Someone Else's Shoes(36)
I’m too tired to go out. And home just reminds me of all the things I haven’t done. I can’t even put the recycling out because I wash up a plastic tray and it seems ridiculous. What is the point in us washing out the trays that the chicken thighs came in when China is pumping out a billion tons of carbon dioxide a minute? I can’t watch the news because it makes me want to bury my head under the duvet, and the sight of the floods and the fires makes me anxious for grandchildren I haven’t even had yet so I just stay on the sofa where it’s safe and watch shows where people buy and resell antique boot-pulls to make two pounds’ profit, or women in brightly colored dresses discuss diets and soap operas, and the only reason I watch those shows is because I cannot bear the silence. I cannot bear the silence.

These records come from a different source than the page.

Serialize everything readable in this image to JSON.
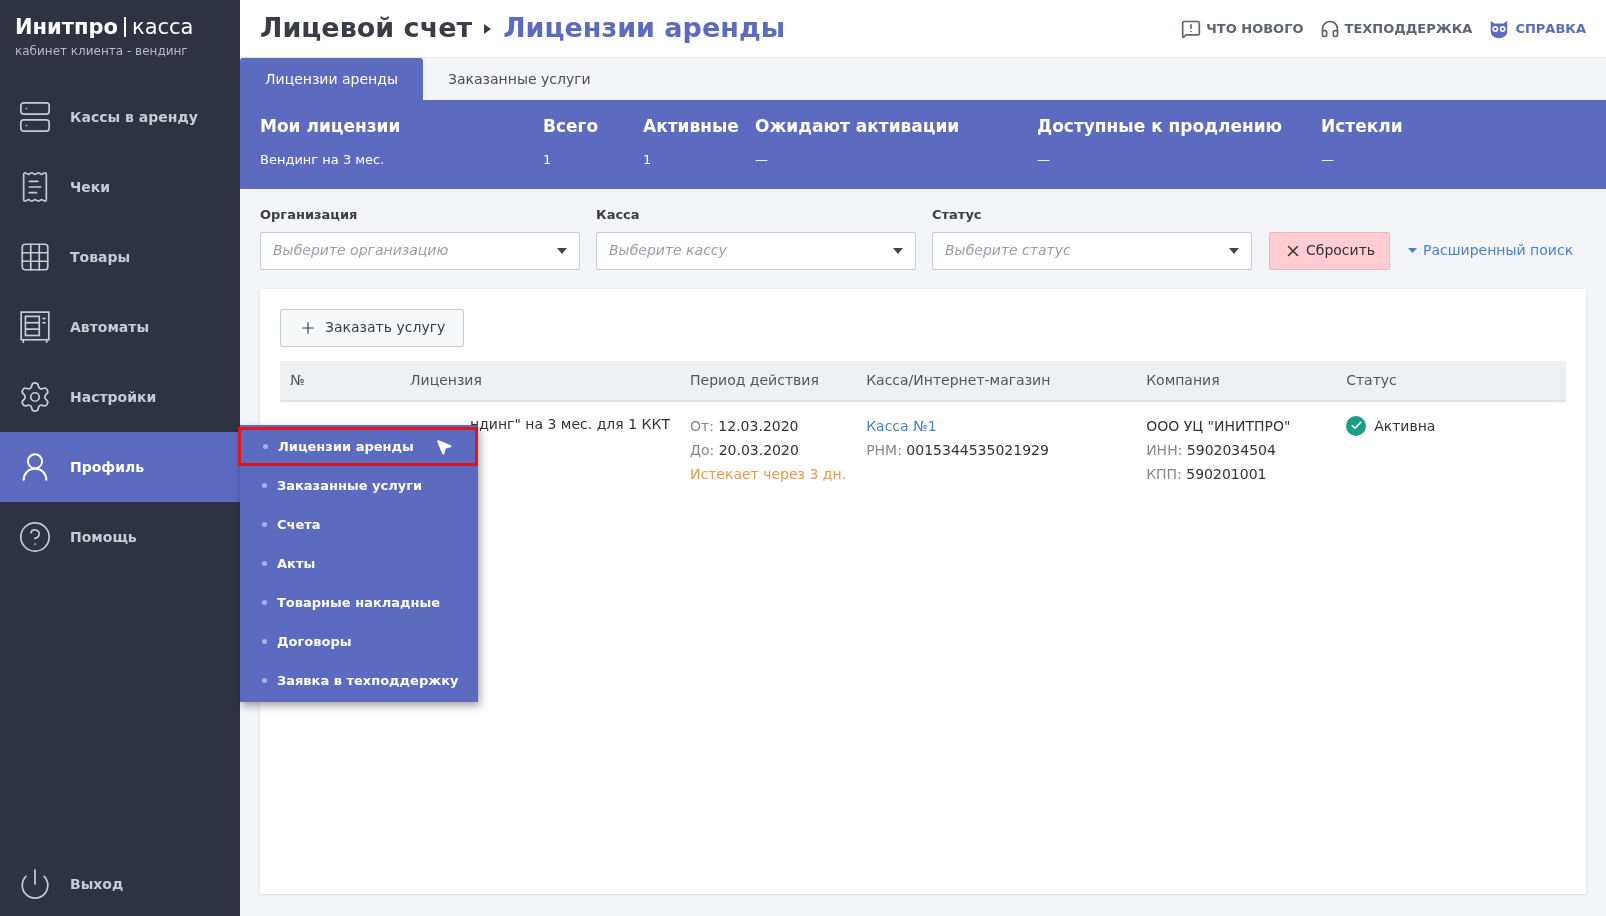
{
  "brand": {
    "name": "Инитпро",
    "product": "касса",
    "subtitle": "кабинет клиента - вендинг"
  },
  "sidebar": {
    "items": [
      {
        "kind": "server",
        "label": "Кассы в аренду",
        "selected": false
      },
      {
        "kind": "receipt",
        "label": "Чеки",
        "selected": false
      },
      {
        "kind": "grid",
        "label": "Товары",
        "selected": false
      },
      {
        "kind": "vending",
        "label": "Автоматы",
        "selected": false
      },
      {
        "kind": "gear",
        "label": "Настройки",
        "selected": false
      },
      {
        "kind": "user",
        "label": "Профиль",
        "selected": true
      },
      {
        "kind": "help",
        "label": "Помощь",
        "selected": false
      }
    ],
    "logout": "Выход"
  },
  "submenu": {
    "items": [
      {
        "label": "Лицензии аренды",
        "selected": true
      },
      {
        "label": "Заказанные услуги",
        "selected": false
      },
      {
        "label": "Счета",
        "selected": false
      },
      {
        "label": "Акты",
        "selected": false
      },
      {
        "label": "Товарные накладные",
        "selected": false
      },
      {
        "label": "Договоры",
        "selected": false
      },
      {
        "label": "Заявка в техподдержку",
        "selected": false
      }
    ]
  },
  "breadcrumb": {
    "parent": "Лицевой счет",
    "current": "Лицензии аренды"
  },
  "header_links": [
    {
      "kind": "news",
      "label": "ЧТО НОВОГО"
    },
    {
      "kind": "support",
      "label": "ТЕХПОДДЕРЖКА"
    },
    {
      "kind": "help",
      "label": "СПРАВКА"
    }
  ],
  "tabs": [
    {
      "label": "Лицензии аренды",
      "selected": true
    },
    {
      "label": "Заказанные услуги",
      "selected": false
    }
  ],
  "summary": [
    {
      "title": "Мои лицензии",
      "value": "Вендинг на 3 мес."
    },
    {
      "title": "Всего",
      "value": "1"
    },
    {
      "title": "Активные",
      "value": "1"
    },
    {
      "title": "Ожидают активации",
      "value": "—"
    },
    {
      "title": "Доступные к продлению",
      "value": "—"
    },
    {
      "title": "Истекли",
      "value": "—"
    }
  ],
  "filters": [
    {
      "label": "Организация",
      "placeholder": "Выберите организацию"
    },
    {
      "label": "Касса",
      "placeholder": "Выберите кассу"
    },
    {
      "label": "Статус",
      "placeholder": "Выберите статус"
    }
  ],
  "reset_button": "Сбросить",
  "advanced_search": "Расширенный поиск",
  "order_button": "Заказать услугу",
  "table": {
    "columns": [
      "№",
      "Лицензия",
      "Период действия",
      "Касса/Интернет-магазин",
      "Компания",
      "Статус"
    ],
    "rows": [
      {
        "license": "ндинг\" на 3 мес. для 1 ККТ",
        "from_label": "От:",
        "from": "12.03.2020",
        "to_label": "До:",
        "to": "20.03.2020",
        "expires": "Истекает через 3 дн.",
        "kassa": "Касса №1",
        "rnm_label": "РНМ:",
        "rnm": "0015344535021929",
        "company": "ООО УЦ \"ИНИТПРО\"",
        "inn_label": "ИНН:",
        "inn": "5902034504",
        "kpp_label": "КПП:",
        "kpp": "590201001",
        "status": "Активна",
        "active": true
      }
    ]
  }
}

And I know my wife is exhausted and fed up with me but every time I try to do something to help her she sighs and tuts under her breath because I do it wrong. And she used to love me but now she just wears this expression that tells me I’m useless. So I mostly just pretend to be asleep to stay out of her way, and then my daughter, who is smarter than either of us, comes in and says, Dad. You need to get up now. Like she’s the mother of a teenager, or a carer in a home. But I can’t explain it to her: that I just want to sleep. At least once a day I realize that the only thing I can think about is my bed, waiting for me to crawl into it, and all I’m doing is waiting till everyone goes out so that I can head upstairs and sink into oblivion for a few more hours.
And the doctor told me to improve my diet, but the truth is I have no energy to put together nutritionally beneficial meals. So I eat biscuits, toast with butter. And I watch my waistline soften and enlarge and despise myself for that too.
“Navigating?” he says. “Um. Bits and bobs. Normal stuff.”
Dr. Kovitz looks at him over his notepad. Phil notices then the two boxes of tissues on the table. He wonders absently how many people cry in this office every day. He wonders if Dr. Kovitz empties the bin between sessions so it won’t look like the saddest room in the world. He wonders what this man would do if he just lay down on the sofa and cried and cried. But the thing is, if he let himself do that he would probably never stop.
“Normal stuff,” Dr. Kovitz repeats thoughtfully. “That’s an interesting concept. Do you think there’s such a thing as normal stuff?”
“Well. What have I got to complain about, really?”
He smiles at Dr. Kovitz. What has he got to complain about? It’s all pathetic. Compared with most people Phil has a lot. He has a body that works pretty well. He has a house, even if there is a weighty mortgage attached to it. He has a wife. He has a daughter. He will probably get a job again at some point. He is not running from armed terrorists or walking forty miles to fetch water. He is not counting his ribs, or trying to comfort a starving child. And what the hell can this man here do anyway, with his rattan furniture and his boxes of tissues? What good will talking do? It’s not going to rewrite his dad’s ending. It’s not going to lift the burden on Sam. It’s not going to get him a new job, or stop his daughter eyeing him as if he’s become some weird, deformed creature at a zoo.
It feels ridiculous. It’s all ridiculous.
“I should probably go,” he says, rising to his feet.
“Go?”
“You—you have people far more in need of help than me. I—I don’t think this is for me. Sorry.”
Dr. Kovitz doesn’t try to stop him. He just watches him. “Okay, Phil,” he says. “Well. I’m going to keep your session open next week and hope that you come back.”
“There’s really no need.”
“Oh, I think there is.”
He stands before Phil can tell him not to and steps past him to open the door for him. He holds it open, and says quietly, “I hope I’ll see you next week.”
* * *
? ? ?
It takes Phil twenty-three minutes to walk home. When he gets in he closes the door behind him, pats the dog and climbs the stairs heavily toward bed.
thirteen
The gym was closed until further notice. Nisha had walked there on her way home the previous evening and stared at the sign, letting herself absorb the fact that that was it. Her clothes, the things that made her feel like her, were never going to be returned to her. She is not sure why the shoes bother her so much—perhaps because they had been her last gift from him, an emblem of their marriage. Carl had presented them with a huge flourish, admired her in them, wanted her to wear them on their most important trips. It had not been unusual for Carl to dictate her wardrobe. “I like to see you in them. I like everyone to see you in them.” What had been the point when all this time he had been busy planning to eject her and install Charlotte in her place? It all adds to the growing feeling that she has been played, and that in turn makes her so angry she feels like her veins are permanently fizzing with it.
“Girl, you’ve speeded up!” Jasmine puts her head around the bathroom door and pulls an admiring face. Anger seems to fuel Nisha now. She is awake before her alarm, attacks stains and marks as if she is rubbing out Carl’s face. She obliterates dirt as if she is obliterating the past week.
“You ready for your break? Or will I just leave you to do the other twelve rooms while I have a coffee?”